- Chah-e Ahmad Location within Iran
- Coordinates: 28°36′21″N 60°23′43″E﻿ / ﻿28.60583°N 60.39528°E
- Country: Iran
- Province: Sistan and Baluchestan
- County: Taftan
- District: Nazil
- Rural District: Chah-e Ahmad

Population (2016)
- • Total: 377
- Time zone: UTC+3:30 (IRST)

= Chah-e Ahmad =

Village in Sistan and Baluchestan province, Iran

Chah-e Ahmad (چاه احمد is a village in, and the capital of, Chah-e Ahmad Rural District of Nazil District, Taftan County, Sistan and Baluchestan province, Iran.

==Demographics==
===Population===
At the time of the 2006 National Census, the village's population was 238 people in 62 households, when it was in Nazil Rural District of the former Nukabad District of Khash County. The following census in 2011 counted 267 people in 62 households.
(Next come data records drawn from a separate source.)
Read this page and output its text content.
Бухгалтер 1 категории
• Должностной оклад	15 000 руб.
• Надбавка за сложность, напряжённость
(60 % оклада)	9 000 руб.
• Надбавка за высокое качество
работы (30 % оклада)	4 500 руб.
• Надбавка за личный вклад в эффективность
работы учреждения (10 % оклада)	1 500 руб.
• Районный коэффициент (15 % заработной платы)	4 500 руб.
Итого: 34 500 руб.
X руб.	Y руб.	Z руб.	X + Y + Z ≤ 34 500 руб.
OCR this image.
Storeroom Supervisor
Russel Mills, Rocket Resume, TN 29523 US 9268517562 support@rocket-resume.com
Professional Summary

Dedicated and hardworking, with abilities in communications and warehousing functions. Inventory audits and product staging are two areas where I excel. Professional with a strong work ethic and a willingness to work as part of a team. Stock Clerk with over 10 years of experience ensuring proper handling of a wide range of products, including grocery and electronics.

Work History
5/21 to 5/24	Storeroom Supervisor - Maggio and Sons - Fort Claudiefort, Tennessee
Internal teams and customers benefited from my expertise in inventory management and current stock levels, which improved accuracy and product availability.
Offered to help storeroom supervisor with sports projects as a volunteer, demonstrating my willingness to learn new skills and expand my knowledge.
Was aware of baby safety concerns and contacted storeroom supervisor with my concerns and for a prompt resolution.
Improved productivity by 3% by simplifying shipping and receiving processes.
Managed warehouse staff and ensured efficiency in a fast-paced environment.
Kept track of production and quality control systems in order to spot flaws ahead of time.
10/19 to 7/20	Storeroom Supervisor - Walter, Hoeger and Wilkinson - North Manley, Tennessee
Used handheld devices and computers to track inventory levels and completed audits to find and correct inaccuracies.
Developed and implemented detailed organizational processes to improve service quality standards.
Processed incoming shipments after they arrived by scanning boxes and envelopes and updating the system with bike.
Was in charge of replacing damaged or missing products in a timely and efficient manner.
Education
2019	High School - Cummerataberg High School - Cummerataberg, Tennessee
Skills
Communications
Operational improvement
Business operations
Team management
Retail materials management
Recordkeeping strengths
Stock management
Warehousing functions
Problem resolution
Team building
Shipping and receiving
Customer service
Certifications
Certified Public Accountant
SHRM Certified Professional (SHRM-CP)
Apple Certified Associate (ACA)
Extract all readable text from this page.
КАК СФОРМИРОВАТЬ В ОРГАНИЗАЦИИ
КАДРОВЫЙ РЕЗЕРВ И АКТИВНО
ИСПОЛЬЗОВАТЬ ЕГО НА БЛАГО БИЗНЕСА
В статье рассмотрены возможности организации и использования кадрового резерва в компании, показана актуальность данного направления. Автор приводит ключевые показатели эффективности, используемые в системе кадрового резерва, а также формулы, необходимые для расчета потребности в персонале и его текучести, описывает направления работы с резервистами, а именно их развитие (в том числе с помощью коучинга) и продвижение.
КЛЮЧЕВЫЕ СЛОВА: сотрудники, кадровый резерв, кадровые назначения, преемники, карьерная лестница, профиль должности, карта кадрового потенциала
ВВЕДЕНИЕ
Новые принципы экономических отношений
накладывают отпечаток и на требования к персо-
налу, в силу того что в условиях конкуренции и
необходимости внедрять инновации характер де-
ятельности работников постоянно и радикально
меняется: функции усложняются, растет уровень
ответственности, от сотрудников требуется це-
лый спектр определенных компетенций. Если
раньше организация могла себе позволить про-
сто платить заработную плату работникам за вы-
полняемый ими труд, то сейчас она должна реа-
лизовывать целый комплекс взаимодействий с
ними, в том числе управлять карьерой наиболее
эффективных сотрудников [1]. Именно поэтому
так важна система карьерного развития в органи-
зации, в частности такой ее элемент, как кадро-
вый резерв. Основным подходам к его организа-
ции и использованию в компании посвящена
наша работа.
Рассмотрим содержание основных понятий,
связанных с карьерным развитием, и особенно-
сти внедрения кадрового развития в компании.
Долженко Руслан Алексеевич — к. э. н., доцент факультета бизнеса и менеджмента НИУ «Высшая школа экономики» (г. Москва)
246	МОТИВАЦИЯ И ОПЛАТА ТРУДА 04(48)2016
The 2016 census measured the population of the village as 377 people in 103 households.

In 2018, the district was separated from the county in the establishment of Taftan County, and the rural district was transferred to the new Nazil District. Chah-e Ahmad was transferred to Chah-e Ahmad Rural District created in the district.